Valley Electric Association members will be asked to ratify bylaw revisions in a special election that will culminate at the 2020 Annual Meeting. View the proposed bylaw changes.
Among the revisions recommended by a volunteer committee of Co-op members are the processes for removing Board members, filling board vacancies and conducting annual, district and special meetings.
“The changes were in response to member requests, and were crafted by members,” says Michelle Caird, Chair of the Member Liaison Committee and a member of the VEA Board of Directors from District 1.
Some of the revisions represent significant changes in content, while many others clean up outdated or confusing wording and bring the bylaws in line with modern-day business practices.
In all, more than two dozen additions, deletions and clarifications were recommended by the Member Liaison Committee to eight of 12 articles that make up the bylaws. The VEA Board of Directors was expected to review the committee’s work at its December meeting. Revisions to the Association’s bylaws must be ratified by two-thirds of members who participate in the special election, which will be conducted during a six-week period beginning in March and ending at the Annual Meeting on April 25.
The most significant changes would affect how meetings are conducted. Others would expand the qualifications for serving on the Board of Directors.
The committee wrote separate definitions for District Meetings and Annual Meetings. The existing bylaws defined both in a single paragraph, which committee members believed was confusing. The amended section on Special Meetings would limit the topics of the meeting to only those included in the meeting notice.

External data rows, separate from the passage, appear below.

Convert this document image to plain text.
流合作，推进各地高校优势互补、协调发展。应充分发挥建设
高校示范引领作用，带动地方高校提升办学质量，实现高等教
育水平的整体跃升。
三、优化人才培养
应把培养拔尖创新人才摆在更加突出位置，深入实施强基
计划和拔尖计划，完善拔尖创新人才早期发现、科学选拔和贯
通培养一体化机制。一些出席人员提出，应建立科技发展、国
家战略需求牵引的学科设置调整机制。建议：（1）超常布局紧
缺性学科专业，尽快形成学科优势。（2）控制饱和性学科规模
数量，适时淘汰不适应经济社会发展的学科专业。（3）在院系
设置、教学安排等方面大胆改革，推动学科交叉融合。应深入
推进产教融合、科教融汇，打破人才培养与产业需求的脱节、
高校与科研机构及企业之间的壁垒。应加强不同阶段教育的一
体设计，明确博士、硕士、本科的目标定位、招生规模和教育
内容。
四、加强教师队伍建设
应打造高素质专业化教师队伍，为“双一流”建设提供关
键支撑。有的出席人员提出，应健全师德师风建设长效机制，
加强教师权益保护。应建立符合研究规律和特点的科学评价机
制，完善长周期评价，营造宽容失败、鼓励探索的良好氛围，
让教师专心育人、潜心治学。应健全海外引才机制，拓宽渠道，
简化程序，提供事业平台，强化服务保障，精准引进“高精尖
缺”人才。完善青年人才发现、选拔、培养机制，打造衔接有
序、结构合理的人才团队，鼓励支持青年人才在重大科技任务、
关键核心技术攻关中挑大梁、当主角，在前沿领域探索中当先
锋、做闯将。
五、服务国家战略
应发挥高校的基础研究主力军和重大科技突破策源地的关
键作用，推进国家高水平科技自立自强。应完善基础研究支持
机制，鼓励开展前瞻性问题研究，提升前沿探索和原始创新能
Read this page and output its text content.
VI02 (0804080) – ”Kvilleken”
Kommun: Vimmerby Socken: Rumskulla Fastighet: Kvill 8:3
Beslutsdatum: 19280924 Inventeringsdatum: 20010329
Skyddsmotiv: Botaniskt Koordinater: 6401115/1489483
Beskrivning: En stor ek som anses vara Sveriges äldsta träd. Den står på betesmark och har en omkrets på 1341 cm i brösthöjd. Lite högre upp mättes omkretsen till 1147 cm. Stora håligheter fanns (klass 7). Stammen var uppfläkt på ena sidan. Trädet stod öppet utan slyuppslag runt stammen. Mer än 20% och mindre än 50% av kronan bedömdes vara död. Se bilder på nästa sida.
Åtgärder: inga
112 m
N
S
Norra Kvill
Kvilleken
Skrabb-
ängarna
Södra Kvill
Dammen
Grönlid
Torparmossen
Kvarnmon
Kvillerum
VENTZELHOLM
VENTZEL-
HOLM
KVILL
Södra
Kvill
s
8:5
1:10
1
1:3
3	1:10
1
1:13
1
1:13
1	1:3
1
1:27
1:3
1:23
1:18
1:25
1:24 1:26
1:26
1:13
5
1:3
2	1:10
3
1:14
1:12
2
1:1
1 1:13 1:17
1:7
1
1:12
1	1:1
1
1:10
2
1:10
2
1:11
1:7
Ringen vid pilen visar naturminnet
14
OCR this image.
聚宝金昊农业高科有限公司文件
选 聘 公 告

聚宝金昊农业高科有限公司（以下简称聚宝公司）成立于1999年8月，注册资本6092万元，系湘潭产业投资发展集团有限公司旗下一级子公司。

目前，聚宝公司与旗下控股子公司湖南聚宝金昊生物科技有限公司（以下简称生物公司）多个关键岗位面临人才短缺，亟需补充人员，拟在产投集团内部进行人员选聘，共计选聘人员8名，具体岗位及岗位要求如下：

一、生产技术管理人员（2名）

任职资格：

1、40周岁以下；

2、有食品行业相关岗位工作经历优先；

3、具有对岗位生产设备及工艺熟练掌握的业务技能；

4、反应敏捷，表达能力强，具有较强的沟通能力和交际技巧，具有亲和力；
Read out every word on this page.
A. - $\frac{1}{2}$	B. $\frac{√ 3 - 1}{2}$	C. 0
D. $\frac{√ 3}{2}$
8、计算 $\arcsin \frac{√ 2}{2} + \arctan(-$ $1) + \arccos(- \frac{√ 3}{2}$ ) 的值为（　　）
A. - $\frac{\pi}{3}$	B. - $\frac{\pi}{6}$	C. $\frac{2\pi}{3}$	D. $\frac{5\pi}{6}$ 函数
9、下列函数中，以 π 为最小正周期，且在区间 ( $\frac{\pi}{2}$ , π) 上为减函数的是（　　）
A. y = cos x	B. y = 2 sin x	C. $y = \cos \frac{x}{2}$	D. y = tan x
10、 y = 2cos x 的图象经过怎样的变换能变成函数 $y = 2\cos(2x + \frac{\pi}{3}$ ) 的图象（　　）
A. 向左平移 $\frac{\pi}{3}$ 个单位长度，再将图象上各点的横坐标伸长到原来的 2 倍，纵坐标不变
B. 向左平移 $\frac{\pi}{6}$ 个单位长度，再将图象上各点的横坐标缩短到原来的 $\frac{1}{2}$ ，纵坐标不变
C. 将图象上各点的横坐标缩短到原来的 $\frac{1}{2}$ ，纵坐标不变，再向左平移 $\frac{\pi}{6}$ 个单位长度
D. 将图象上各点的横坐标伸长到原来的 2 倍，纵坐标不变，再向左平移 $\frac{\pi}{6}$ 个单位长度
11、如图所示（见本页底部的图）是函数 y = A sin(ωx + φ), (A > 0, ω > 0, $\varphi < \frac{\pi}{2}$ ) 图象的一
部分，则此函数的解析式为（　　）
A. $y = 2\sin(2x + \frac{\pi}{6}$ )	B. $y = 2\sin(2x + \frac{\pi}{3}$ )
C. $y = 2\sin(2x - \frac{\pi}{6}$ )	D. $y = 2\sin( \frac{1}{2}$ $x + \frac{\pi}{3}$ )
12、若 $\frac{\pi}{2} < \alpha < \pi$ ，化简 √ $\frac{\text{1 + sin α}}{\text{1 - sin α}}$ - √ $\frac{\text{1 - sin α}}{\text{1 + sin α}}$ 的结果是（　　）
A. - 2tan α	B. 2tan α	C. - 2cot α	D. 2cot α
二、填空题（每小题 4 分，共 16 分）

The revised bylaws would allow meeting notices to be sent via electronic mail to members who “opt in.” All other members would be notified – as they are now – by direct mail. Committee members believed strongly that to deliver meeting notices only through the U.S. Postal Service was too costly and not in keeping with how many members would prefer to be notified.
Qualifications for serving on the Board of Directors would include a requirement that the member live in the district for at least one year before being elected or appointed to the Board. And a felony conviction would disqualify a member from serving on the Board, as would being an employee of the Cooperative within five years of serving. Anyone with close family ties to a VEA employee or contractor would not be eligible to serve on the Board.
Proposed deletions to the bylaws include:
- The $10 membership fee.
- The definition of how a membership can be converted.
- The requirement that meetings be conducted annually in each district.
Clarifications would include:
- Who is eligible for membership.
- The circumstances under which a membership could be terminated or suspended.
- Electing a Director: When more than two candidates run for a seat in a district election, the victor would be the candidate who receives a plurality of votes.
- The process for removing a member of the Board of Directors.
- The process by which Directors would be compensated for meeting attendance.
- The process for filling a vacancy on the Board of Directors due to a resignation.
- The process for members to request bylaw revisions to one that is governed by policy.
Revised definitions would include:
- What a “patron” is.
- What constitutes a quorum at membership meetings.
- What “other utility type services” means.
- The process and rules under which a vote must be conducted to revise the bylaws.
It was a time consuming process to review and revise the bylaws, says Tom Duryea, a member of the committee. “It has worked well, but it was hard work. We have had some struggles and obstacles. One challenge, in particular, is the members of the committee live throughout the VEA service area. We used video conferencing with our members in Fish Lake Valley and Sandy Valley to keep communications going.”
The bylaws were originally written and approved more than five decades ago, so some of the revisions were necessary just to bring the document in line with the times. Membership fees and hard-copy membership certificates might have been necessary in 1965, for example, but they are not now, says Tom. “Also, the article on how to conduct membership and district meetings needs to be written clearer so everyone can understand it.”
The committee considered offering fewer revisions for the special election, but in the end all the revisions on the ballot were deemed important enough to ask for member approval.
“It’s a lot,” says Caird. “The committee was the force for the changes. They were firm in requesting that the members consider significant changes all at once.”
The Member Liaison Committee was created in the spring, and the first meeting was conducted in July. The committee met at least monthly until all the proposed bylaw revisions were completed.
Caird says the process of revising bylaws will be ongoing. “Every year going forward, the committee will review and suggest changes as needed.”
The bylaws were first approved in 1965 and have been updated eight times since, the most recent being in 2018.